Conclusions et recommandations
Pour stimuler, accélérer et faciliter le développement d'un système énergétique intégré, nous proposons une série d'initiatives au cours des prochaines années. À cet égard, une transition efficace vers des systèmes énergétiques intelligents avec de multiples infrastructures intégrées nécessite des efforts de développement ciblés. Par conséquent, les initiatives clés suivantes devraient être priorisées :
1- La recherche et le développement de systèmes énergétiques intégrés, y compris les grands sites de démonstration, doivent être soutenus et valorisés.

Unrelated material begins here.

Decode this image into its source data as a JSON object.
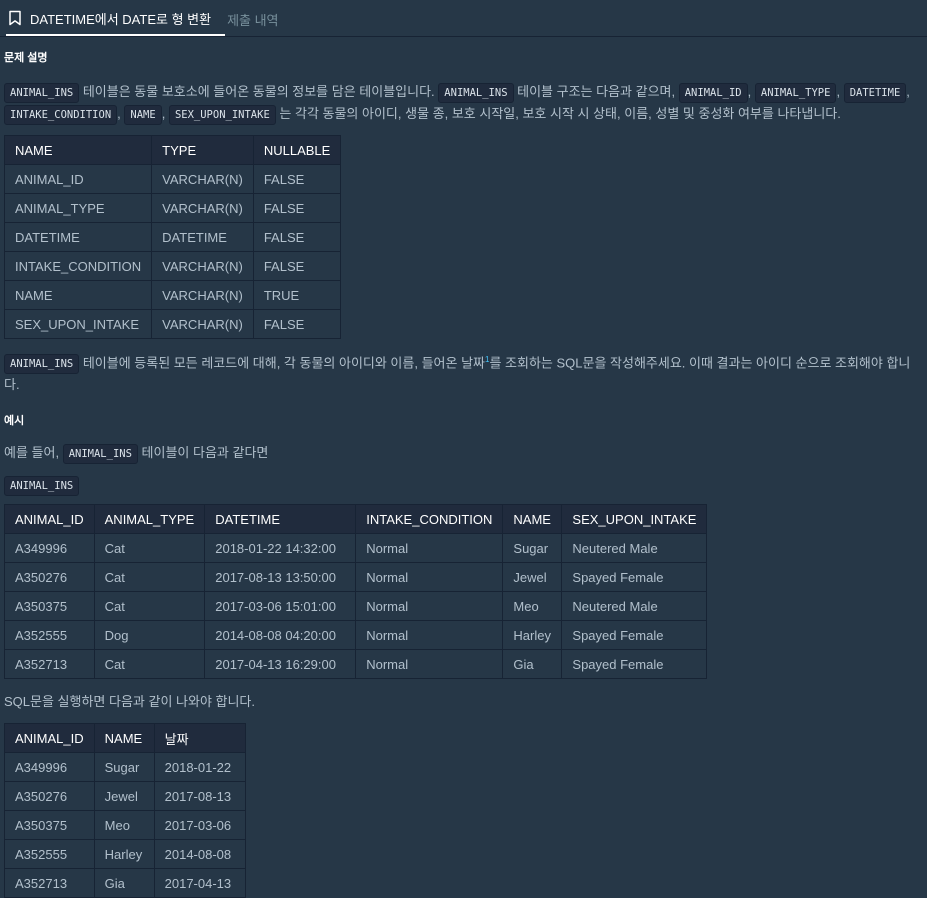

2- Le cadre législatif et réglementaire régissant le système énergétique doit être mis à jour en prévoyant des incitations fiscales efficaces pour promouvoir l'investissement et faciliter le déploiement de solutions énergétiques intégrées dans tous les secteurs.
3- Des services de prévision meilleurs et plus intégrés doivent être développés pour l'énergie durable intermittente.
4- Les perspectives de développement des technologies liées à la fourniture, la conversion et le stockage de l'énergie durable doivent être évaluées, non seulement en termes de performances économiques et environnementales, mais aussi en tenant compte de leur intégration dans le réseau.
5- Les techniques de modélisation et d'analyse des systèmes pour les infrastructures résilientes devraient être en cours de développement, mais des recherches plus ciblées et plus précises sont nécessaires.
6- L'interaction entre les trois principaux réseaux (c'est-à-dire l'électricité, le gaz et le chauffage urbain) devrait être de plus en plus exploitée pour créer des solutions flexibles, comme c'est le cas au Danemark ou en Allemagne.
M. G./A. C.
(*) Responsable technique des ventes senior et expert en intégration de réseau, Vestas R&D Vestas Europe du Nord et centrale. Solutions des centrales électriques.

(**) Université Amar Telidji de Laghouat.